Четыре года
Берлин, 12 марта.
Ровно четыре года тому назад в этот день восстание трех полков и образование Временного Комитета Государственной Думы, взявшегося созвать новое правительство, облеченное народным доверием и могущее восстановить государственный и общественный порядок, — а наряду с ним и появление Совета рабочих депутатов, сразу начавшего мешать выполнению этой задачи,—положили начало русской революции.
Под знаком этого дня мы и прожили эти четыре года Теперь, на расстоянии ясно видно, что зародыш всего пережитого уже был заключен в переживаниях первого же дня. Радости в нем не было,— и вспоминать о нем нерадостно. Но никогда еще за все четыре года эти воспоминания не были так необходимы, как в нынешние лихорадочные, до муки напряженные дни . . .
В дни празднования столетия французской революции, Клемансо о ней сказал так: не надо принять или отверпуть en bloc. И прибавил: мы ее принимаем, с ее ужасами и с ее подвигами, с ее злодеями и ее героями, и для нас она великая революция. Быть может наступит время, когда и русская революция, в историческом своем процессе еще и поныне не заканчивается, будет принята en bloc и возвеличена. Но для этого она из разрушительной должна стать творческой. В первом периоде своего развития она пыталась творить новую жизнь. Увы, эти попытки не претворились в жизнь: широкие замыслы остались на бумаге, а действительность дала одни лишь безобразные и позорные картины распада во всех областях государственного и общественного быта.

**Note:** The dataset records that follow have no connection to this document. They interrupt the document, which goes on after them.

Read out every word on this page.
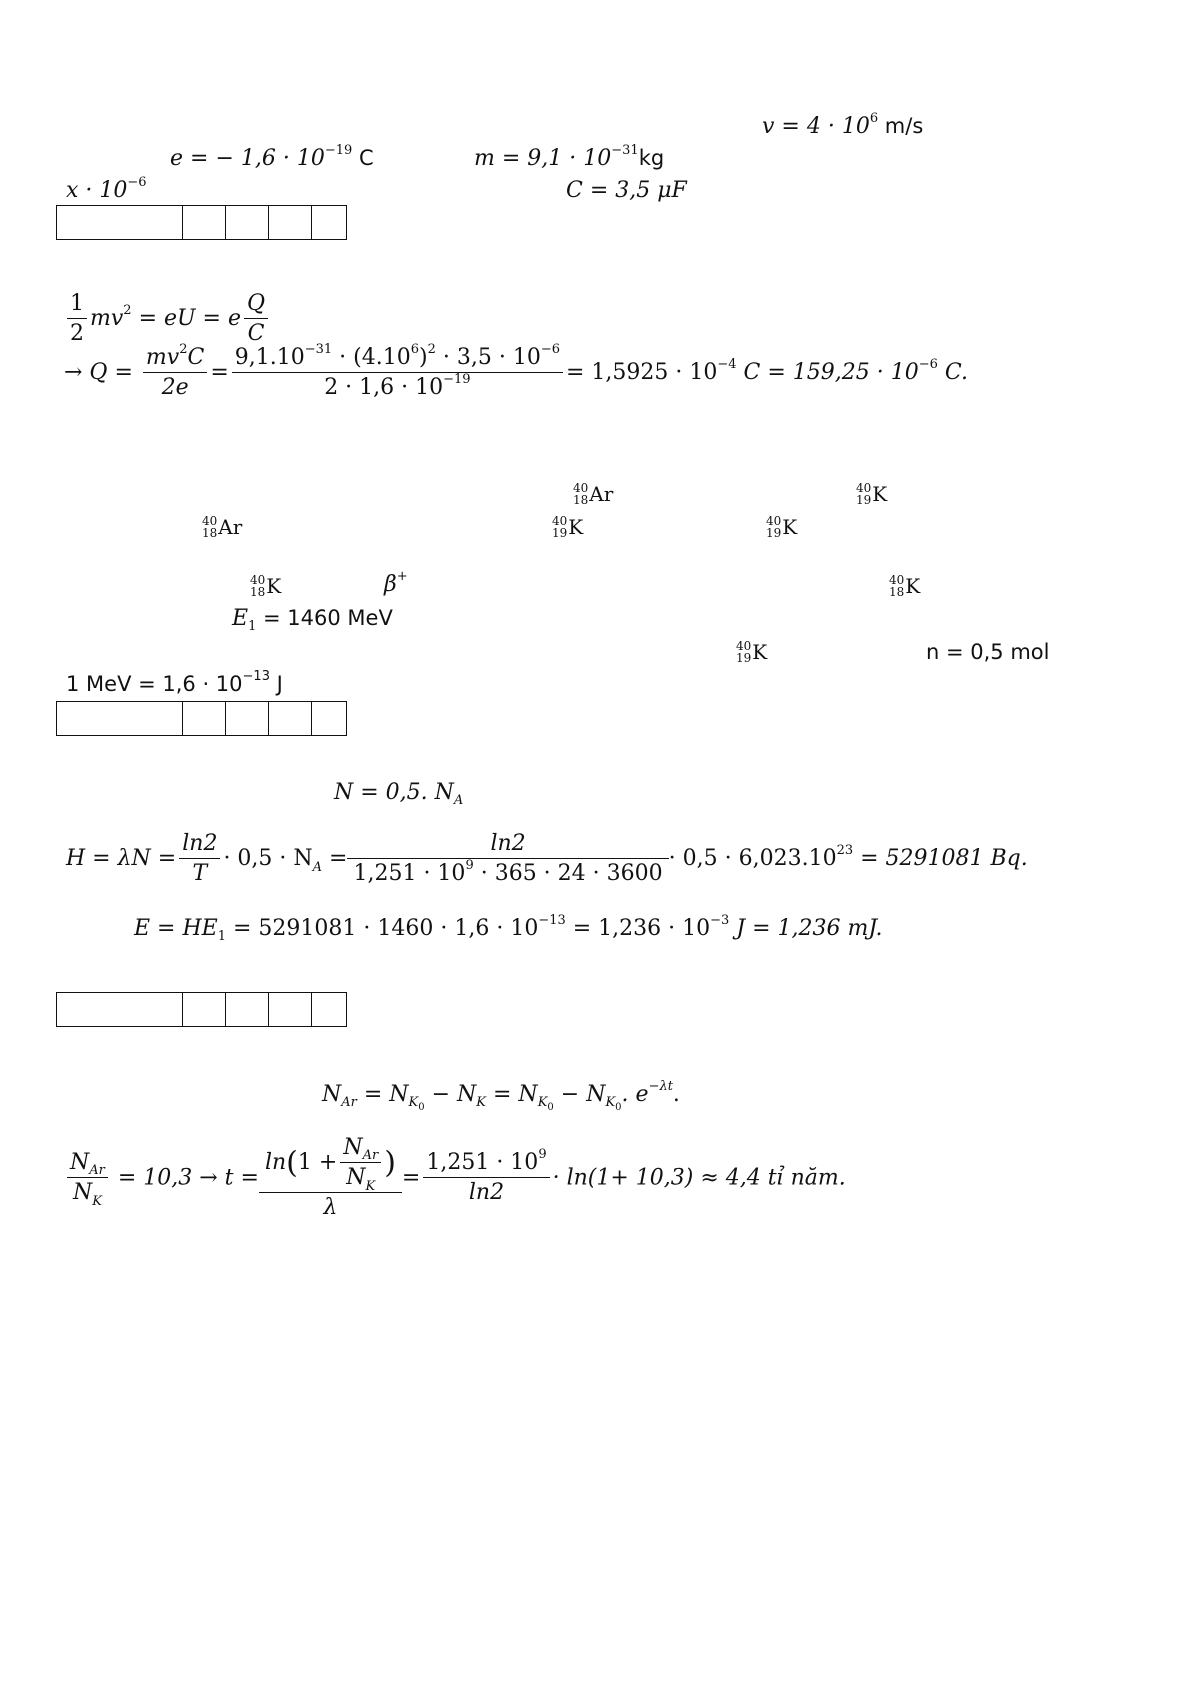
$v = 4 \cdot 10^6$ m/s
e = − $1,6 \cdot 10^{-19}$ C	$m = 9,1 \cdot 10^{-31}kg$
$x \cdot 10^{-6}$	C = 3,5 μF

$\frac{1}{2} mv^2$ = eU = e $\frac{Q}{C}$
→ $Q = \frac{mv^2C}{2e} = \frac{9,1.10^{-31} \cdot (4.10^6)^2 \cdot 3,5 \cdot 10^{-6}}{2 \cdot 1,6 \cdot 10^{-19}} = 1,5925 \cdot 10^{-4}$ $C = 159,25 \cdot 10^{-6}$ C.
40
18 Ar	40
19 K
40
18 Ar	40
19 K	40
19 K
40
18 K	β+	40
18 K
$E_1 = 1460$ MeV
40
19 K	n = 0,5 mol
1 MeV = $1,6 \cdot 10^{-13}$ J

N = 0,5. $N_A$
$H = \lambda N = \frac{\ln 2}{T} \cdot 0,5 \cdot N_A = \frac{\ln 2}{1,251 \cdot 10^9 \cdot 365 \cdot 24 \cdot 3600} \cdot 0,5 \cdot 6,023.10^{23} = 5291081$ Bq.
$E = HE_1 = 5291081 \cdot 1460 \cdot 1,6 \cdot 10^{-13} = 1,236 \cdot 10^{-3}$ J = 1,236 mJ.

$N_{Ar} = N_{K_0} - N_K = N_{K_0} - N_{K_0}$. $e^{-\lambda t}$.
$\frac{N_{Ar}}{N_K} = 10,3 \to t = \frac{\ln(1 + \frac{N_{Ar}}{N_K} )}{\lambda} = \frac{1,251 \cdot 10^9}{\ln 2} \cdot \ln(1+ 10,3) \approx 4,4$ tỉ năm.
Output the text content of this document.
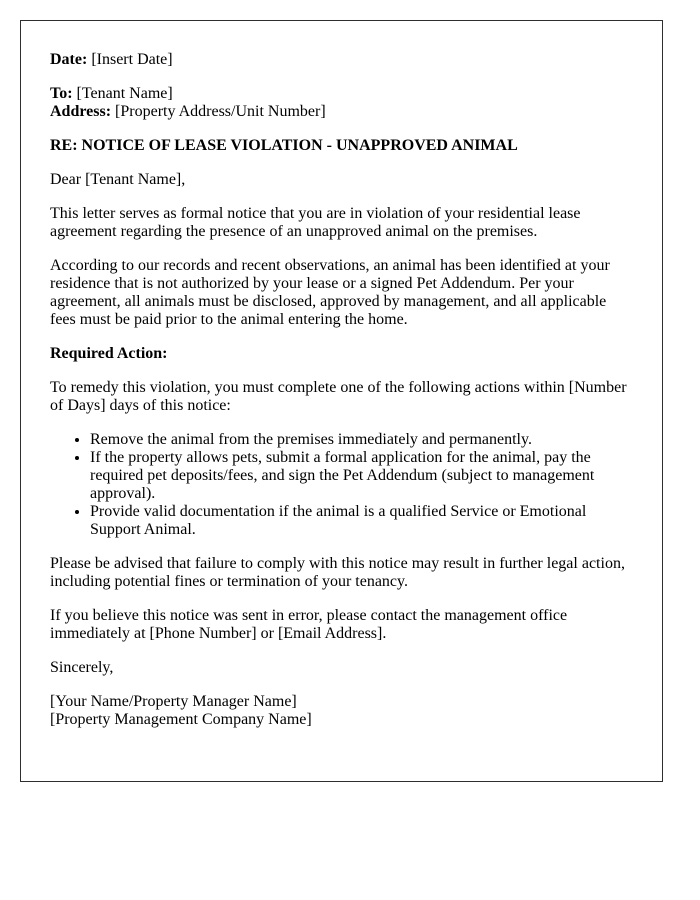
Date: [Insert Date]
To: [Tenant Name]
Address: [Property Address/Unit Number]
RE: NOTICE OF LEASE VIOLATION - UNAPPROVED ANIMAL
Dear [Tenant Name],
This letter serves as formal notice that you are in violation of your residential lease agreement regarding the presence of an unapproved animal on the premises.
According to our records and recent observations, an animal has been identified at your residence that is not authorized by your lease or a signed Pet Addendum. Per your agreement, all animals must be disclosed, approved by management, and all applicable fees must be paid prior to the animal entering the home.
Required Action:
To remedy this violation, you must complete one of the following actions within [Number of Days] days of this notice:
• Remove the animal from the premises immediately and permanently.
• If the property allows pets, submit a formal application for the animal, pay the required pet deposits/fees, and sign the Pet Addendum (subject to management approval).
• Provide valid documentation if the animal is a qualified Service or Emotional Support Animal.
Please be advised that failure to comply with this notice may result in further legal action, including potential fines or termination of your tenancy.
If you believe this notice was sent in error, please contact the management office immediately at [Phone Number] or [Email Address].
Sincerely,
[Your Name/Property Manager Name]
[Property Management Company Name]
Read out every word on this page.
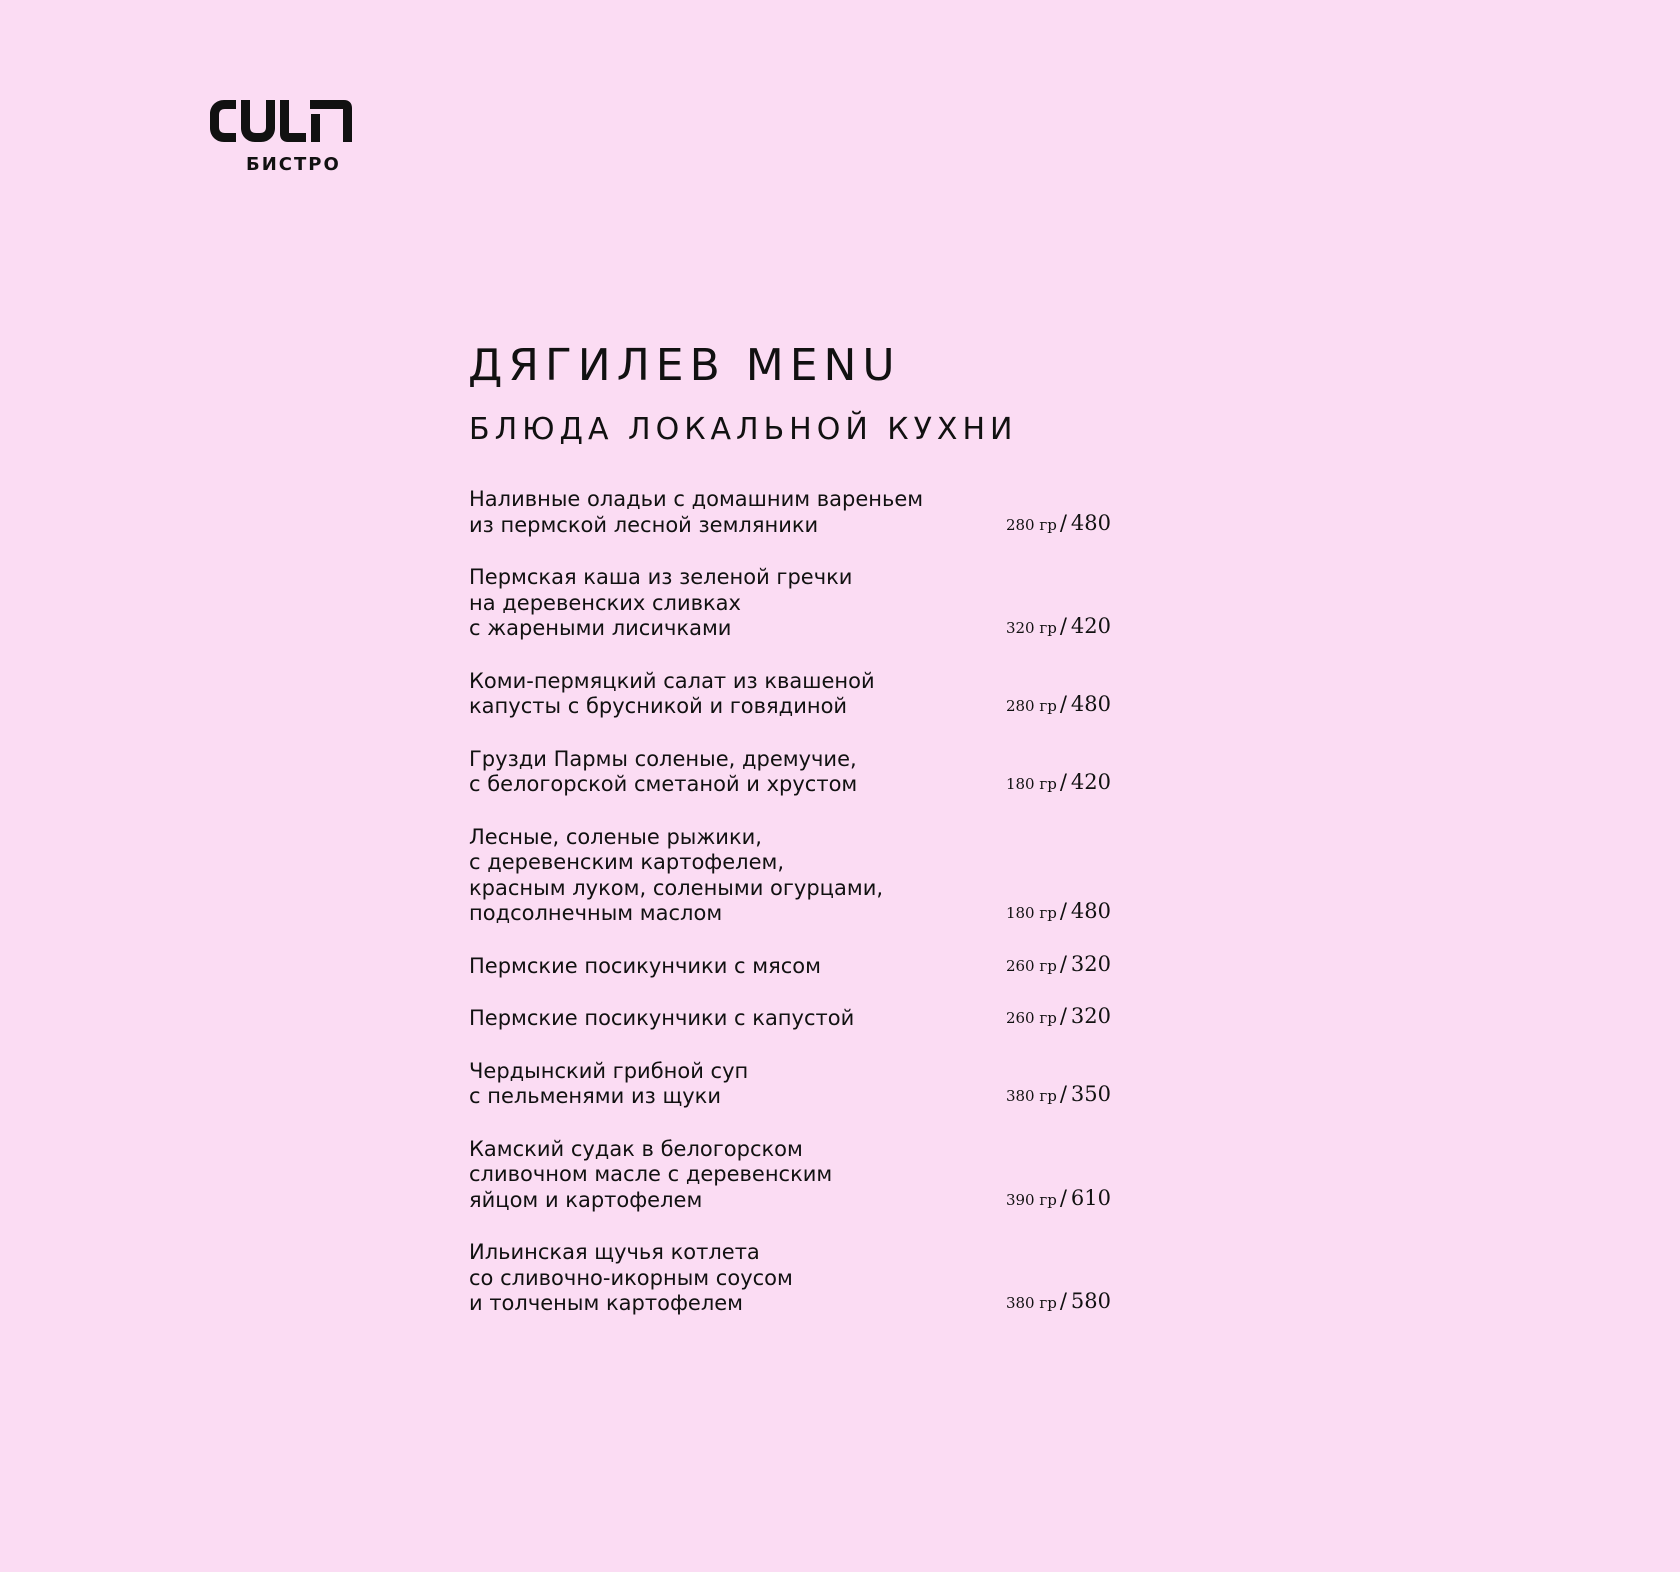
БИСТРО
ДЯГИЛЕВ MENU
БЛЮДА ЛОКАЛЬНОЙ КУХНИ
Наливные оладьи с домашним вареньем
из пермской лесной земляники	280 гр / 480
Пермская каша из зеленой гречки
на деревенских сливках
с жареными лисичками	320 гр / 420
Коми-пермяцкий салат из квашеной
капусты с брусникой и говядиной	280 гр / 480
Грузди Пармы соленые, дремучие,
с белогорской сметаной и хрустом	180 гр / 420
Лесные, соленые рыжики,
с деревенским картофелем,
красным луком, солеными огурцами,
подсолнечным маслом	180 гр / 480
Пермские посикунчики с мясом	260 гр / 320
Пермские посикунчики с капустой	260 гр / 320
Чердынский грибной суп
с пельменями из щуки	380 гр / 350
Камский судак в белогорском
сливочном масле с деревенским
яйцом и картофелем	390 гр / 610
Ильинская щучья котлета
со сливочно-икорным соусом
и толченым картофелем	380 гр / 580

Почему так случилось—об этом написано уже много тысяч страниц. Мы хотели бы сегодня остановиться только на двух чертах этого недавнего прошлого, которые легко могут возродиться и в настоящем.
Мало того: есть даже признаки,что они уже возродились. Повторяются роковые ошибки прошлого,—ошибки, при таких условиях превращающиеся в настоящие преступления.
Первая черта — это либо искреннее заблуждение, либо ложь и фальшь— сознательная или бессознательная — в понимании революционного процесса, его происхождения, его движущих факторов и в оценке его последствий.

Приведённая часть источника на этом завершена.